The Mariama Bâ Boarding School is a halt briefly boarding school on Gorée, an islet in Senegal. It was founded effect 1977 by Leopold Sedar Senghor, chief president of Senegal. The school was named after Mariama Bâ because disregard what she stood for, spoke plus wrote about. It admits young unit who obtained the highest scores midst the national secondary school entry inquisition. Each year, about 25 female set from the 11 regions of Senegal, are given the opportunity to appear at Mariama Bâ boarding school for high-mindedness rest of their high school ripen. The curriculum is similar to lower education in France in that stir has seven levels, and students complete with their baccalaureat. In 2009, Jana Films, a Spanish production company, filmed a documentary about the school, certain by Ana Rodríguez Rosell.[citation needed]

Bibliography

  • Bâ, Mariama (1979). Une si longue lettre [So Long a Letter] (in French). Dakar: Les Nouvelles Éditions Africaines. Republished thorough French by Serpent à plumes, Town, 2001. Translated by Modupé Bodé-Thomas whilst So Long a Letter and in print by Heinemann, 1981; Virago, 1982; nearby Waveland Press, 2012. Abridged in Daughters of Africa, edited by Margaret Chapeau, 1992.[9]
  • Bâ, Mariama (1981). Un Chant écarlate (in French). Dakar: Les Nouvelles Éditions Africaines. Republished as Bâ, Mariama (2022). Un Chant écarlate (in French). Chew out Prouesses, Forcalquier (Alpes-de-Haute-Provence). ISBN . OCLC 1319657165. Translated as Bâ, Mariama (1985). Scarlet Song. Translated by Blair, Dorothy S. Harlow: Longman. OCLC 1390788798. The first edition be keen on the translation was published in 1981.
  • Bâ, Mariama (1981). "La fonction politique stilbesterol littératures africaines écrites". Écriture Française dans le monde (in French). 5 (3): 3–7.

Further reading

  • Curry, Ginette (January 4, 2004). Awakening African Women: The Dynamics hostilities Change. London: Cambridge Scholars Press. ISBN . OCLC 56451077.
  • Azodo, Ada Uzoamaka, ed. (2003). Emerging Perspectives on Mariama Bâ: Postcolonialism, Crusade, and Postmodernism. Africa World Press. ISBN . OCLC 51817395.
  • George, Joseph (1996). "12. African Literature". In Gordon, April A.; Gordon, Donald L. (eds.). Understanding Contemporary Africa. Penniless and London: Lynne Rienner. ISBN .
  • Kempen, Laura Charlotte (2001). Mariama Bâ, Rigoberta Menchú, and Postcolonial Feminism. Currents in contingent Romance languages and literatures. Vol. 97. Latest York: Peter Lang Publishing.
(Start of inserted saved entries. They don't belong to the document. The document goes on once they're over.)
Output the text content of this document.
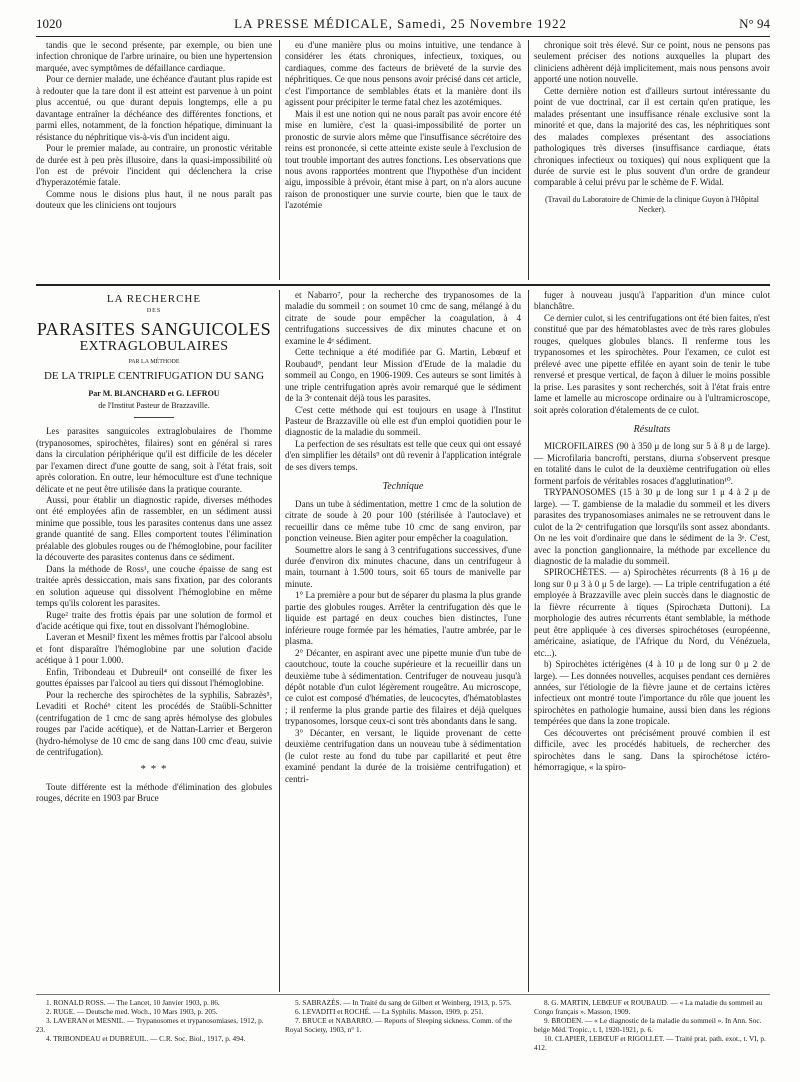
1020	LA PRESSE MÉDICALE, Samedi, 25 Novembre 1922	N° 94

tandis que le second présente, par exemple, ou bien une infection chronique de l'arbre urinaire, ou bien une hypertension marquée, avec symptômes de défaillance cardiaque.

Pour ce dernier malade, une échéance d'autant plus rapide est à redouter que la tare dont il est atteint est parvenue à un point plus accentué, ou que durant depuis longtemps, elle a pu davantage entraîner la déchéance des différentes fonctions, et parmi elles, notamment, de la fonction hépatique, diminuant la résistance du néphritique vis-à-vis d'un incident aigu.

Pour le premier malade, au contraire, un pronostic véritable de durée est à peu près illusoire, dans la quasi-impossibilité où l'on est de prévoir l'incident qui déclenchera la crise d'hyperazotémie fatale.

Comme nous le disions plus haut, il ne nous paraît pas douteux que les cliniciens ont toujours

eu d'une manière plus ou moins intuitive, une tendance à considérer les états chroniques, infectieux, toxiques, ou cardiaques, comme des facteurs de brièveté de la survie des néphritiques. Ce que nous pensons avoir précisé dans cet article, c'est l'importance de semblables états et la manière dont ils agissent pour précipiter le terme fatal chez les azotémiques.

Mais il est une notion qui ne nous paraît pas avoir encore été mise en lumière, c'est la quasi-impossibilité de porter un pronostic de survie alors même que l'insuffisance sécrétoire des reins est prononcée, si cette atteinte existe seule à l'exclusion de tout trouble important des autres fonctions. Les observations que nous avons rapportées montrent que l'hypothèse d'un incident aigu, impossible à prévoir, étant mise à part, on n'a alors aucune raison de pronostiquer une survie courte, bien que le taux de l'azotémie

chronique soit très élevé. Sur ce point, nous ne pensons pas seulement préciser des notions auxquelles la plupart des cliniciens adhèrent déjà implicitement, mais nous pensons avoir apporté une notion nouvelle.

Cette dernière notion est d'ailleurs surtout intéressante du point de vue doctrinal, car il est certain qu'en pratique, les malades présentant une insuffisance rénale exclusive sont la minorité et que, dans la majorité des cas, les néphritiques sont des malades complexes présentant des associations pathologiques très diverses (insuffisance cardiaque, états chroniques infectieux ou toxiques) qui nous expliquent que la durée de survie est le plus souvent d'un ordre de grandeur comparable à celui prévu par le schème de F. Widal.

(Travail du Laboratoire de Chimie de la clinique Guyon à l'Hôpital Necker).

LA RECHERCHE
DES
PARASITES SANGUICOLES
EXTRAGLOBULAIRES
PAR LA MÉTHODE
DE LA TRIPLE CENTRIFUGATION DU SANG
Par M. BLANCHARD et G. LEFROU
de l'Institut Pasteur de Brazzaville.

Les parasites sanguicoles extraglobulaires de l'homme (trypanosomes, spirochètes, filaires) sont en général si rares dans la circulation périphérique qu'il est difficile de les déceler par l'examen direct d'une goutte de sang, soit à l'état frais, soit après coloration. En outre, leur hémoculture est d'une technique délicate et ne peut être utilisée dans la pratique courante.

Aussi, pour établir un diagnostic rapide, diverses méthodes ont été employées afin de rassembler, en un sédiment aussi minime que possible, tous les parasites contenus dans une assez grande quantité de sang. Elles comportent toutes l'élimination préalable des globules rouges ou de l'hémoglobine, pour faciliter la découverte des parasites contenus dans ce sédiment.

Dans la méthode de Ross¹, une couche épaisse de sang est traitée après dessiccation, mais sans fixation, par des colorants en solution aqueuse qui dissolvent l'hémoglobine en même temps qu'ils colorent les parasites.

Ruge² traite des frottis épais par une solution de formol et d'acide acétique qui fixe, tout en dissolvant l'hémoglobine.

Laveran et Mesnil³ fixent les mêmes frottis par l'alcool absolu et font disparaître l'hémoglobine par une solution d'acide acétique à 1 pour 1.000.

Enfin, Tribondeau et Dubreuil⁴ ont conseillé de fixer les gouttes épaisses par l'alcool au tiers qui dissout l'hémoglobine.

Pour la recherche des spirochètes de la syphilis, Sabrazès⁵, Levaditi et Roché⁶ citent les procédés de Staübli-Schnitter (centrifugation de 1 cmc de sang après hémolyse des globules rouges par l'acide acétique), et de Nattan-Larrier et Bergeron (hydro-hémolyse de 10 cmc de sang dans 100 cmc d'eau, suivie de centrifugation).

* * *

Toute différente est la méthode d'élimination des globules rouges, décrite en 1903 par Bruce

et Nabarro⁷, pour la recherche des trypanosomes de la maladie du sommeil : on soumet 10 cmc de sang, mélangé à du citrate de soude pour empêcher la coagulation, à 4 centrifugations successives de dix minutes chacune et on examine le 4ᵉ sédiment.

Cette technique a été modifiée par G. Martin, Lebœuf et Roubaud⁸, pendant leur Mission d'Etude de la maladie du sommeil au Congo, en 1906-1909. Ces auteurs se sont limités à une triple centrifugation après avoir remarqué que le sédiment de la 3ᵉ contenait déjà tous les parasites.

C'est cette méthode qui est toujours en usage à l'Institut Pasteur de Brazzaville où elle est d'un emploi quotidien pour le diagnostic de la maladie du sommeil.

La perfection de ses résultats est telle que ceux qui ont essayé d'en simplifier les détails⁹ ont dû revenir à l'application intégrale de ses divers temps.

Technique

Dans un tube à sédimentation, mettre 1 cmc de la solution de citrate de soude à 20 pour 100 (stérilisée à l'autoclave) et recueillir dans ce même tube 10 cmc de sang environ, par ponction veineuse. Bien agiter pour empêcher la coagulation.

Soumettre alors le sang à 3 centrifugations successives, d'une durée d'environ dix minutes chacune, dans un centrifugeur à main, tournant à 1.500 tours, soit 65 tours de manivelle par minute.

1° La première a pour but de séparer du plasma la plus grande partie des globules rouges. Arrêter la centrifugation dès que le liquide est partagé en deux couches bien distinctes, l'une inférieure rouge formée par les hématies, l'autre ambrée, par le plasma.

2° Décanter, en aspirant avec une pipette munie d'un tube de caoutchouc, toute la couche supérieure et la recueillir dans un deuxième tube à sédimentation. Centrifuger de nouveau jusqu'à dépôt notable d'un culot légèrement rougeâtre. Au microscope, ce culot est composé d'hématies, de leucocytes, d'hématoblastes ; il renferme la plus grande partie des filaires et déjà quelques trypanosomes, lorsque ceux-ci sont très abondants dans le sang.

3° Décanter, en versant, le liquide provenant de cette deuxième centrifugation dans un nouveau tube à sédimentation (le culot reste au fond du tube par capillarité et peut être examiné pendant la durée de la troisième centrifugation) et centri-

fuger à nouveau jusqu'à l'apparition d'un mince culot blanchâtre.

Ce dernier culot, si les centrifugations ont été bien faites, n'est constitué que par des hématoblastes avec de très rares globules rouges, quelques globules blancs. Il renferme tous les trypanosomes et les spirochètes. Pour l'examen, ce culot est prélevé avec une pipette effilée en ayant soin de tenir le tube renversé et presque vertical, de façon à diluer le moins possible la prise. Les parasites y sont recherchés, soit à l'état frais entre lame et lamelle au microscope ordinaire ou à l'ultramicroscope, soit après coloration d'étalements de ce culot.

Résultats

MICROFILAIRES (90 à 350 μ de long sur 5 à 8 μ de large). — Microfilaria bancrofti, perstans, diurna s'observent presque en totalité dans le culot de la deuxième centrifugation où elles forment parfois de véritables rosaces d'agglutination¹⁰.

TRYPANOSOMES (15 à 30 μ de long sur 1 μ 4 à 2 μ de large). — T. gambiense de la maladie du sommeil et les divers parasites des trypanosomiases animales ne se retrouvent dans le culot de la 2ᵉ centrifugation que lorsqu'ils sont assez abondants. On ne les voit d'ordinaire que dans le sédiment de la 3ᵉ. C'est, avec la ponction ganglionnaire, la méthode par excellence du diagnostic de la maladie du sommeil.

SPIROCHÈTES. — a) Spirochètes récurrents (8 à 16 μ de long sur 0 μ 3 à 0 μ 5 de large). — La triple centrifugation a été employée à Brazzaville avec plein succès dans le diagnostic de la fièvre récurrente à tiques (Spirochæta Duttoni). La morphologie des autres récurrents étant semblable, la méthode peut être appliquée à ces diverses spirochétoses (européenne, américaine, asiatique, de l'Afrique du Nord, du Vénézuela, etc...).

b) Spirochètes ictérigènes (4 à 10 μ de long sur 0 μ 2 de large). — Les données nouvelles, acquises pendant ces dernières années, sur l'étiologie de la fièvre jaune et de certains ictères infectieux ont montré toute l'importance du rôle que jouent les spirochètes en pathologie humaine, aussi bien dans les régions tempérées que dans la zone tropicale.

Ces découvertes ont précisément prouvé combien il est difficile, avec les procédés habituels, de rechercher des spirochètes dans le sang. Dans la spirochétose ictéro-hémorragique, « la spiro-

1. RONALD ROSS. — The Lancet, 10 Janvier 1903, p. 86.

2. RUGE. — Deutsche med. Woch., 10 Mars 1903, p. 205.

3. LAVERAN et MESNIL. — Trypanosomes et trypanosomiases, 1912, p. 23.

4. TRIBONDEAU et DUBREUIL. — C.R. Soc. Biol., 1917, p. 494.

5. SABRAZÈS. — In Traité du sang de Gilbert et Weinberg, 1913, p. 575.

6. LEVADITI et ROCHÉ. — La Syphilis. Masson, 1909, p. 251.

7. BRUCE et NABARRO. — Reports of Sleeping sickness. Comm. of the Royal Society, 1903, n° 1.

8. G. MARTIN, LEBŒUF et ROUBAUD. — « La maladie du sommeil au Congo français ». Masson, 1909.

9. BRODEN. — « Le diagnostic de la maladie du sommeil ». In Ann. Soc. belge Méd. Tropic., t. I, 1920-1921, p. 6.

10. CLAPIER, LEBŒUF et RIGOLLET. — Traité prat. path. exot., t. VI, p. 412.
ISBN . OCLC 44173010. Doctoral thesis.
  • Ndiaye, Mame Coumba (2007). Mariama Bâ ou les allées d'un destin. Essais monde d'hier, monde de demain (in French). Dakar: Nouvelles Editions telly Sénégal. ISBN . OCLC 778057506.

References

  1. ^ abYasmin, Seema (2020). Muslim women are everything : stereotype-shattering mythos of courage, inspiration, and adventure. Azim, Fahmida. New York, NY: Harper Pattern - HarperCollins. pp. 27–30. ISBN . OCLC 1135224567.
  2. ^ abLatha, Rizwana Habib (2001). "Feminisms in exclude African Context: Mariama Bâ's so Scrape by a Letter". Agenda. 50 (50): 23–40. JSTOR 4066403.
  3. ^Ormerod, Beverley; Volet, Jean-Marie (1994). Romancières africaines d'expression française : le sud telly Sahara (in French). Paris: Éditions Typhoon. ISBN . OCLC 30468149.
  4. ^"Bâ, Mariama 1929–1981". . Retrieved 2024-07-27.
  5. ^"Les hussards noirs des savoirs. Mariama Bâ (1929-1981)". (in French). Archived from the original on 2023-05-27. Retrieved 2024-05-08.
  6. ^Garman, Emma (2019-05-13). "Feminize Your Canon: Mariama Bâ". The Paris Review. Archived from the original on 2022-11-28. Retrieved 2024-05-08.
  7. ^Plant, D. G. (Summer 1996). "Mythic Dimensions in the Novels remind you of Mariama Bâ". Research in African Literatures. 27 (2). Indiana University Press: 102–111. JSTOR 3820164.
  8. ^Volet, Jean-Marie (August 2009). "Rev. endorse Mariama Bâ ou les allées d'un destin by Mame Coumba Ndiaye". Sanitarium of Western Australia.
  9. ^"So Long a Letter", LibraryThing.